Наверху громыхнул ветер. На ступени трапа плеснуло. Не было слышно, как опять захлопнулся люк. Я поднял голову и увидел сапоги боцмана.
Он спустился, снял плащ, фуражку и сел за стол, на то же место, где сидел раньше. Осмотрелся, взглянул на меня.
— Чего не спишь?
Я закрыл и открыл глаза.
Пустошный сидел, опустив голову.
«Страшновато засыпать-то…» — сказал я про себя.
Сразу, будто признался ему, стало легче. Теперь, может быть, и усну.
Боцман что-то сказал и положил голову на руки.
Со светлых волос на полированную доску стола медленно стекала вода.
Вода ревела за обшивкой, за бортом, вода била в днище и хлестала по палубе. Вода хлюпала в кубрике — набралась все-таки.
Я заметил, что голова боцмана мотается. Он спал, сидя за столом.
«…И улица в том селе одна — берег, а на берегу стоят крепкие избы и смотрят окнами в море. И всегда в тех домах чистота, всегда там ждут… Почему мне раньше казалось — берег существует отдельно, сам по себе?»
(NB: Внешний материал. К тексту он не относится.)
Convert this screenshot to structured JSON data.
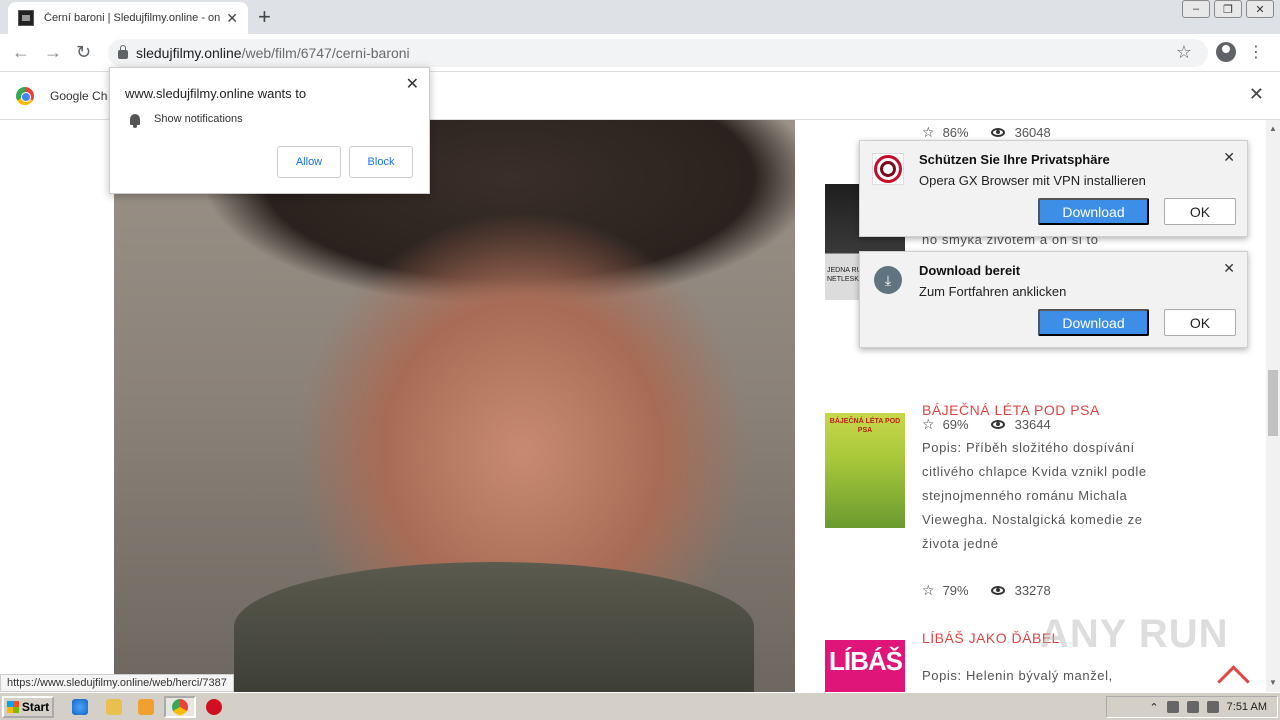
{
  "browser": {
    "tab_title": "Černí baroni | Sledujfilmy.online - on",
    "url_host": "sledujfilmy.online",
    "url_path": "/web/film/6747/cerni-baroni",
    "infobar_text": "Google Ch"
  },
  "permission_popup": {
    "title": "www.sledujfilmy.online wants to",
    "item": "Show notifications",
    "allow_label": "Allow",
    "block_label": "Block"
  },
  "ads": [
    {
      "title": "Schützen Sie Ihre Privatsphäre",
      "body": "Opera GX Browser mit VPN installieren",
      "download_label": "Download",
      "ok_label": "OK"
    },
    {
      "title": "Download bereit",
      "body": "Zum Fortfahren anklicken",
      "download_label": "Download",
      "ok_label": "OK"
    }
  ],
  "films": [
    {
      "rating": "86%",
      "views": "36048"
    },
    {
      "desc_fragment": "ho smýká životem a on si to",
      "poster_caption": "JEDNA RUKA NETLESK",
      "rating": "69%",
      "views": "33644"
    },
    {
      "title": "BÁJEČNÁ LÉTA POD PSA",
      "description": "Popis: Příběh složitého dospívání citlivého chlapce Kvida vznikl podle stejnojmenného románu Michala Viewegha. Nostalgická komedie ze života jedné",
      "poster_caption": "BÁJEČNÁ LÉTA POD PSA",
      "rating": "79%",
      "views": "33278"
    },
    {
      "title": "LÍBÁŠ JAKO ĎÁBEL",
      "description": "Popis: Helenin bývalý manžel,",
      "poster_caption": "LÍBÁŠ"
    }
  ],
  "status_url": "https://www.sledujfilmy.online/web/herci/7387",
  "watermark": "ANY RUN",
  "taskbar": {
    "start_label": "Start",
    "clock": "7:51 AM"
  },
  "colors": {
    "accent_red": "#e34545",
    "download_blue": "#3c8ee6"
  }
}
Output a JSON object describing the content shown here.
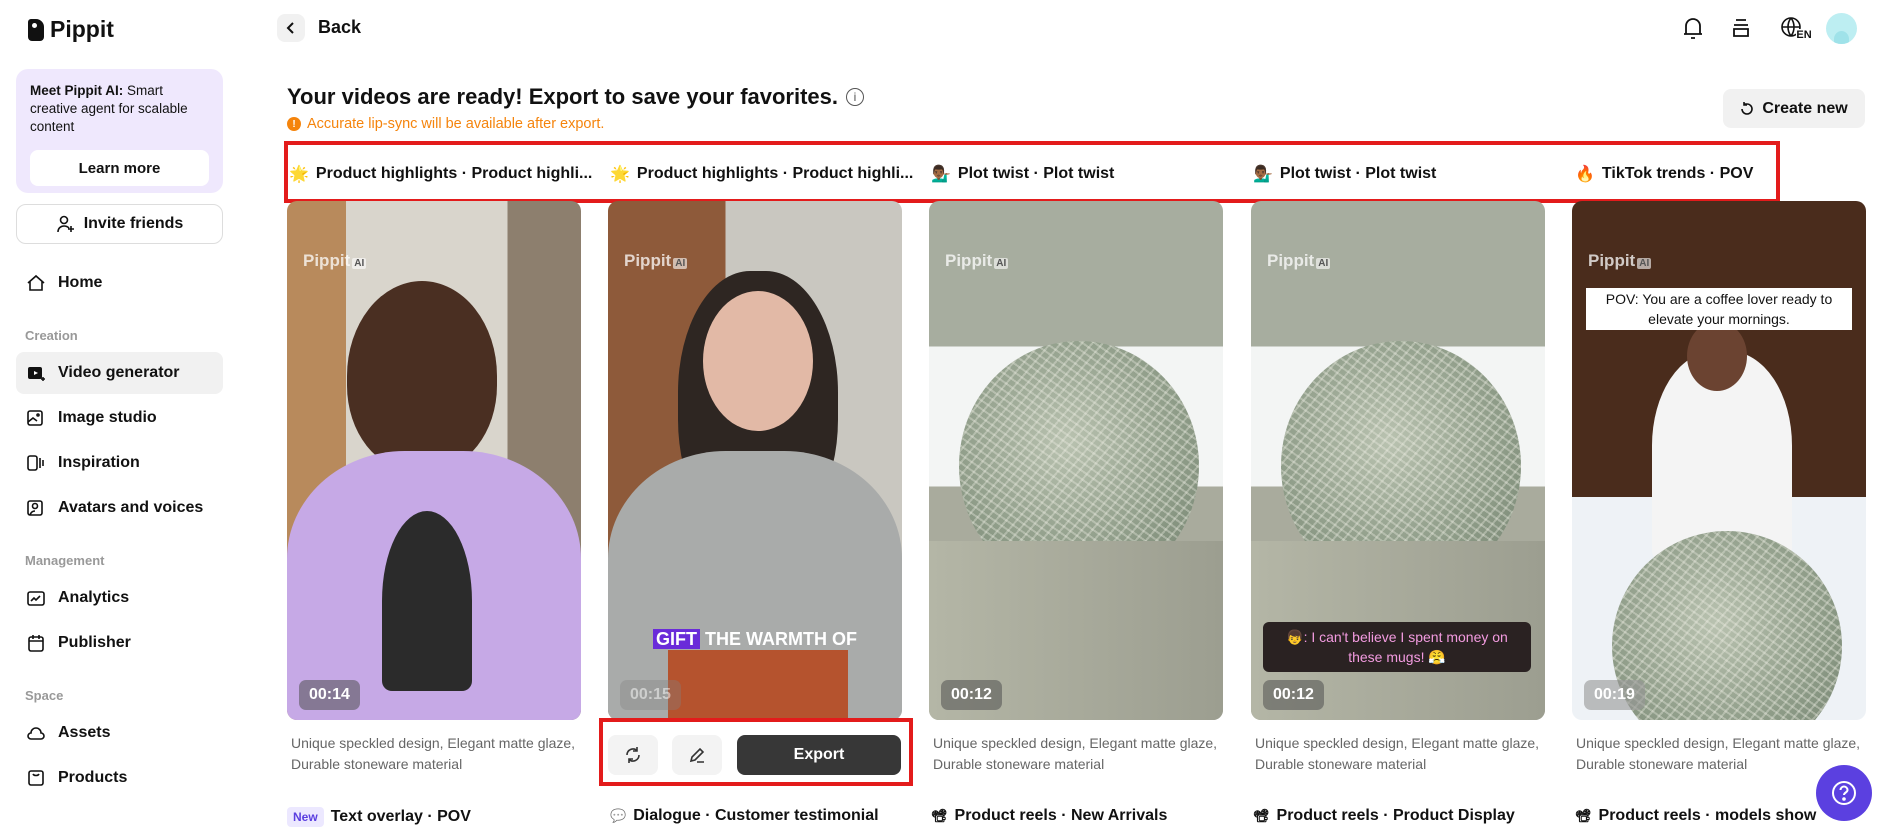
{
  "app": {
    "name": "Pippit"
  },
  "sidebar": {
    "promo": {
      "title": "Meet Pippit AI:",
      "text": " Smart creative agent for scalable content",
      "button": "Learn more"
    },
    "invite": "Invite friends",
    "home": "Home",
    "sections": [
      {
        "label": "Creation",
        "items": [
          "Video generator",
          "Image studio",
          "Inspiration",
          "Avatars and voices"
        ]
      },
      {
        "label": "Management",
        "items": [
          "Analytics",
          "Publisher"
        ]
      },
      {
        "label": "Space",
        "items": [
          "Assets",
          "Products"
        ]
      }
    ]
  },
  "header": {
    "back": "Back",
    "language": "EN"
  },
  "main": {
    "title": "Your videos are ready! Export to save your favorites.",
    "warning": "Accurate lip-sync will be available after export.",
    "create_new": "Create new",
    "tags": [
      {
        "emoji": "🌟",
        "text": "Product highlights · Product highli..."
      },
      {
        "emoji": "🌟",
        "text": "Product highlights · Product highli..."
      },
      {
        "emoji": "💁🏾‍♂️",
        "text": "Plot twist · Plot twist"
      },
      {
        "emoji": "💁🏾‍♂️",
        "text": "Plot twist · Plot twist"
      },
      {
        "emoji": "🔥",
        "text": "TikTok trends · POV"
      }
    ],
    "watermark": {
      "brand": "Pippit",
      "badge": "AI"
    },
    "cards": [
      {
        "duration": "00:14",
        "description": "Unique speckled design, Elegant matte glaze, Durable stoneware material"
      },
      {
        "duration": "00:15",
        "caption_highlight": "GIFT",
        "caption": " THE WARMTH OF"
      },
      {
        "duration": "00:12",
        "description": "Unique speckled design, Elegant matte glaze, Durable stoneware material"
      },
      {
        "duration": "00:12",
        "caption": "👦: I can't believe I spent money on these mugs! 😤",
        "description": "Unique speckled design, Elegant matte glaze, Durable stoneware material"
      },
      {
        "duration": "00:19",
        "caption": "POV: You are a coffee lover ready to elevate your mornings.",
        "description": "Unique speckled design, Elegant matte glaze, Durable stoneware material"
      }
    ],
    "export": "Export",
    "next_row": [
      {
        "badge": "New",
        "icon": "",
        "text": "Text overlay · POV"
      },
      {
        "icon": "💬",
        "text": "Dialogue · Customer testimonial"
      },
      {
        "icon": "📽",
        "text": "Product reels · New Arrivals"
      },
      {
        "icon": "📽",
        "text": "Product reels · Product Display"
      },
      {
        "icon": "📽",
        "text": "Product reels · models show"
      }
    ]
  },
  "colors": {
    "accent": "#5b40e0",
    "warning": "#f5840c",
    "highlight_box": "#e31b1b",
    "promo_bg": "#efe8fd"
  }
}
Пустошный спал, на столе растекалась лужица, и в ней мелькал резкий блик — отражение плафона.
Моря не бывает без берега, моряка — тоже. Моряк тот, у кого корни в земле.
Потом, на пятые сутки шторма, я снова увидел с койки, как боцман сидит за столом, положив голову на руки, и мне показалось, что еще тянется та ночь, что он пять минут назад спросил: «Чего не спишь?» — и сам уснул сидя. (Но я знал: прошло не пять минут. Не одну вахту с тех пор отстоял, скоро опять заступать. Добраться бы только!..
Океан вывернуло наизнанку.
Уже нельзя было различить, когда его рев усиливался или слабел, — рев стал сплошным. Но иногда он становился явственнее и одновременно наступало что-то похожее на тишину.
Это глохли наши моторы.
Выхлопы, придушенные водой, не могли пробиться — моторы задыхались. Корабль задыхался.
На койках медленно поднимались головы.
Моторы стреляли, отплевываясь, — головы быстро опускались.
Минуло…
А через минуту, или через три, или через пять минут все повторялось, и мы, будто по команде, поднимали головы, прислушиваясь, как растет среди рева эта тишина, когда выдыхаются моторы.
Пустошный сидел за столом и голову не поднимал. Даже локти по столу не ерзали — боцман словно припаялся к своему месту, чтобы просто пересидеть всю эту свистопляску.
«Скоро на вахту, — думал я. — Только бы добраться до рубки!»
Мы держали между нашими шестью кораблями микрофонную связь, по рации УКВ. Она стояла в боевой рубке. «Только б добраться!.. А там командир, механик, рулевой. Там потный от моего дыхания зев микрофона, и треск в ушах, и голоса радистов с других катеров: «Вымпел-один, Вымпел-один, я — Вымпел-три. Вас понял. Все в порядке, прием». — «Вымпел-один, я — Вымпел-шесть. Как слышите?»
«Вымпел-один» — это мы.
Боцман поднял голову, достал из кармана свои кировские, посмотрел.
— Пора.
Я выбрался из койки и стал натягивать сапоги.
Лежишь — кажется, что не подняться, а время подойдет — встаешь…
Надел плащ, потом шапку.
Боцман тоже одевался. Плащи у нас были одинаковые — серые, прорезиненные, с пометками «USN» на воротниках. Пустошный обвязал вокруг пояса длинный крепкий линь и молча кивнул мне. Я шагнул к нему. Он обвязал меня другим концом и, проверив узлы, все так же молча стал карабкаться по трапу.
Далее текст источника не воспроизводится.